Choosing school over marriage
I didn’t want to get married. I wanted to continue going to school- Tenin*
Fifteen-year-old Tenin* still remembers the day, two years ago, when she raised her hand in class. In a soft clear voice, she told her teacher and her classmates: “Go see my father: they intend to give me in marriage.” In a country where nearly half of the girls are married before their eighteenth birthday, it was a courageous act of self-defence.
It was courage based on knowledge. The students in Kemeni town, in Segou, had heard talk that some adults would support them. Tenin had heard that the principal of the school did not support child marriage. The busy school stands in the centre of the town, a half dozen classrooms on either side of playgrounds, with the principal’s house beside it. Tenin comes from a small village of just two farming families outside Kemeni. One day, she overheard her mother discussing marriage arrangements.
Despite her shock she remained silent, giving no sign that she knew until she was at school. She believed that there, help would come if she asked for it. “I didn’t want to get married,” she explains. “I wanted to continue going to school.”
That evening, the principal of the school went immediately with Tenin to her family home. Tenin was scared, but her bravery paid off. Thanks to an explanation of the harms of early marriage, Tenin's parents changed their minds. When they realised that it could harm their daughter and that key elders in the village would support their change of heart, the marriage was cancelled.
It is common for parents in Mali to believe that an early marriage is the best insurance for their daughter's future. An early marriage is seen as preventing pregnancy outside of wedlock, guaranteeing a girl a secure place in society and allowing many children to be born. Socially, culturally and financially, it can be seen as a sign of good parenting to arrange an early marriage for one’s daughter. Marriage also comes with the promise of dowry, which can be a consideration for particularly vulnerable families. But despite the weight of cultural and social norms, when Tenin's parents understood that there were negative health consequences to early marriage and early pregnancy, they changed their mind. If the school really was the best option for her daughter, in school she would stay.
Early marriage can severely affect the mental and physical health of girls, and adolescent girls are at increased risk of complications during childbirth and pregnancy. Married girls almost automatically drop out of school to take up new responsibilities in the home and are usually separated from their family, friends and communities. Their potential is cut short. But Tenin was not the first, nor the last, girl to raise her voice. In fact, in her own school it has almost become a routine event.
In a classroom nearby, a girl named Awa* had done the same thing. For Awa, the path was not as straightforward or swift as Tenin's. Her brother’s wife had become a close friend and told her in secret that a marriage was being arranged. "Your mother is talking about a marriage for you,” she said. “But you are very young, so pay attention. Marriage is not for children." Bolder than Tenin, Awa’s first step was to speak to her father directly, saying she wanted to stay in school. When he did not change his mind, she went to ask the principal of the school for help. When the principal could not change her father's mind, the principal went to the village Committee for the Prevention of Early Marriage.

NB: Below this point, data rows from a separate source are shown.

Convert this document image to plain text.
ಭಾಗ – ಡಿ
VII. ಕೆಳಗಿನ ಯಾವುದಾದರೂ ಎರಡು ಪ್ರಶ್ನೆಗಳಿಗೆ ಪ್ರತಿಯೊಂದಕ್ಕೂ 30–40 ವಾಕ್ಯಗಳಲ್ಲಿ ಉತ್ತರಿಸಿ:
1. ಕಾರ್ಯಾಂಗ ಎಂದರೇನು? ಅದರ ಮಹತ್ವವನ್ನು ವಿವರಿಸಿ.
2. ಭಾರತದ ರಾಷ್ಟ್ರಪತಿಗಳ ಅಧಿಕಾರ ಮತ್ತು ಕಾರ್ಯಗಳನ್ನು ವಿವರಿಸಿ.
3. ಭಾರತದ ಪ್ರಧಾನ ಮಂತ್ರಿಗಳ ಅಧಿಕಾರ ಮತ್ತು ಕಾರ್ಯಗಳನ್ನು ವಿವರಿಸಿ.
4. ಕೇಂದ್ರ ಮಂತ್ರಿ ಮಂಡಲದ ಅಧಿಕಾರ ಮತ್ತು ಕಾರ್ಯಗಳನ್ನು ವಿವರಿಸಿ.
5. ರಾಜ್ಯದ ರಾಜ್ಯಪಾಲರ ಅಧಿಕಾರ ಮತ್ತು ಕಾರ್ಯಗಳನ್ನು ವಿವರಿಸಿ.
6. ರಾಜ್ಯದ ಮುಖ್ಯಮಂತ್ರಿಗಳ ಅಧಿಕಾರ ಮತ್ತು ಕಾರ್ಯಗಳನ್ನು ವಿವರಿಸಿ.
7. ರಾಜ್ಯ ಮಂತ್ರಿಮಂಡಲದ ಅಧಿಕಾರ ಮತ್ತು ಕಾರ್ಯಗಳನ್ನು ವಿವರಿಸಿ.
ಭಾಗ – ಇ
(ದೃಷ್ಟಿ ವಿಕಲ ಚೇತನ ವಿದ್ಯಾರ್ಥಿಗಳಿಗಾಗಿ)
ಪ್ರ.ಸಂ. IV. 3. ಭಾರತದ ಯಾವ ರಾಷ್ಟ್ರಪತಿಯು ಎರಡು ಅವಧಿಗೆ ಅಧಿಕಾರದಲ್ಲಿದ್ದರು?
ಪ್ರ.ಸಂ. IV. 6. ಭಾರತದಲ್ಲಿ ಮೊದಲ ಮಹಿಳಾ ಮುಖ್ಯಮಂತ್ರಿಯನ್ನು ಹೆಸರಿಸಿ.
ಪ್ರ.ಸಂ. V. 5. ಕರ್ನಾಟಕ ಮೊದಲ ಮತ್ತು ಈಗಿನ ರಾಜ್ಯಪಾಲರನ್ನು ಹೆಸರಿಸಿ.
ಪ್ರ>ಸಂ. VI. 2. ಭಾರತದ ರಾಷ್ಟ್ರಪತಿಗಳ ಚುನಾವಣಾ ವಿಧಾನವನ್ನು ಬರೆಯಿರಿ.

The EU and UNICEF-supported committees are made up of community, educational, religious, women, youth and elderly leaders. Their opinions carry weight. The committees, which focus on early marriage and female genital mutilation (FGM), are part of a long-term strategy to embed change in communities. Elders and community leaders are offered training on the benefits of ending child marriage and ensuring girls are educated, healthy and can positively contribute to their families and communities as adults. Armed with evidence and information, committee members use their positions to persuade others.
Behaviour change takes a lot of time. Thanks to the involvement of the village chief, village leaders, traditional leaders and religious leaders, we believe that one day early marriage will be completely abandoned in our community. It creates a lot of health problems for the women and girls here.- Birama Ouologuem, Kemeni committee president
In Kemeni, the committee went to Awa's father. The local religious leader explained that early marriage was not required by Islam, the school principal explained the advantages for the family of educating girls, the village chief showed how the community would benefit. All of them explained how later marriage can mean better health for women and their children. Awa's father finally agreed and the marriage was cancelled.
"We work hard on awareness-raising on harmful practices," explains Birama Ouologuem, the committee’s president. "But behaviour change takes a lot of time. Thanks to the involvement of the village chief, village leaders, traditional leaders and religious leaders, we believe that one day early marriage will be completely abandoned in our community. It creates a lot of health problems for the women and girls here."
The public support of community leaders for delaying marriage gives many parents an option they may not have considered.
Spotlight Initiative will further build on the EU and UNICEF’s longstanding work on girls’ rights in Mali by greatly expanding community-based engagement for changing attitudes and behaviours on child marriage.
For a long time, Awa was afraid there might be a new arrangement, a new fiancé. But four years later, no one has renewed talk of marriage. Her school-mate Tenin is also still in school. Both still smile broadly when asked about the adults who helped them. The sister-in-law who warned Awa, the principal who helped them both, the committee that changed their parents’ minds. Both girls now intend to follow their example and give back, as a teacher and as a doctor. And both stand now as examples of what can happen when the courage of girls is answered by supportive adults.